PDA

View Full Version : Anyone know about HTML Get requests?


Kaiyodo
10-12-2002, 01:53 AM
My Magelo converter is playing up 'cause Magelo is giving me my data in gzipped format rather than the uncompressed format it was giving me last week.

The request I send is ..

GET
/eq_view_profile.jsp?num=123895
HTTP/1.1
Host: www.magelo.com

I've tried putting "Accept-Encoding:" in there too but it still delivers gzipped data.

Anyone know how I can get the raw uncompressed HTML data? Or decompress the gzipped stuff. Running 'uncompress' from zlib on the data just gives me a corrupted data error.

K.

curtdept
10-14-2002, 04:44 PM
Webservers tend to gzip outgoing data these days to save on bandwidth. Browsers tend to treat this as a code behind more then anything. Not sure but I see your using the .NET framework, you may be able to parse it out using an Common Internet Explorer control rather then a statement like get. Could have IE Retrieve then save as HTML or another type for file format temporarily then parse out the data from the temp file. Just a thought. Could also run the get through a gzip compression library as well. Both would take a little work, not sure which one would get you there faster :)

-Curtis

Kaiyodo
10-15-2002, 04:52 AM
Although I'm using Visual Studio .NET I'm not actually using the .NET framework, it's win32 API all the way. I've given up on trying to get uncompressed HTML from the server, my current idea is to try and and instance an MSHTML control and get that to give me the source to the page.

I've tried sending the compressed data to the gzip library for decompression but it just refuses to believe it's valid data. I even went to the trouble of downloading an open source webbrowser and putting in it's decompression code, still didn't work.

Thanks for the tips though. Someday I'll get it wokring again :)

K.

Kolo
10-23-2002, 06:25 PM
The get request should be formatted correctly.
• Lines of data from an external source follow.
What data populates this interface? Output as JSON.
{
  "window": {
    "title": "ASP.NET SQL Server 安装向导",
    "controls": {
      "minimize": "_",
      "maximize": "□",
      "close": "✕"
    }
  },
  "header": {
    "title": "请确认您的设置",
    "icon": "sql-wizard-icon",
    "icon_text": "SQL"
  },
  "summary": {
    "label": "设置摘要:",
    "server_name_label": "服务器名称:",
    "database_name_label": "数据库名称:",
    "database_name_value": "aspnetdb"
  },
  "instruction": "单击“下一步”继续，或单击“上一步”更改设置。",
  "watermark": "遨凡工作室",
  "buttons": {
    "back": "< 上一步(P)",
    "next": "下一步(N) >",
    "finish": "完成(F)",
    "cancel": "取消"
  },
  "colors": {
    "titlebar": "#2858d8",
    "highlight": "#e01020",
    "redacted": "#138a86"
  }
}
I have an application at my work I created that sends Posts and does Gets on the Web server for user tracking. here is the format I used....

GET /path/file.htm HTTP/1.1 <cr>
//(I believe the rest is optional but recommended, especially the Accept: ...not positive though)
User-agent: MyProgramName <cr>
Accept: */* <cr>
<cr>
Place 2 carriage returns at the end, a blank line seems to key servers that you are complete with the request.

I used the User-Agent Field to send my application name so when we parse the logs, we can find out what percentage of total hits are from that app. You can also request the data as Text by putting:

ACCEPT: text/html

instead of the */*. This may be why your getting the gzip data

Can you PM me here in the forum a snippet of your code for accepting data? Maybe you are running into the same issue I had on variable declarations.

Kaiyodo
10-26-2002, 05:45 AM
Just to let you know, I've got this working now. Swapped from raw HTTP GET requests to Windows' URLMoniker COM interface which does the decompression for me :)

K.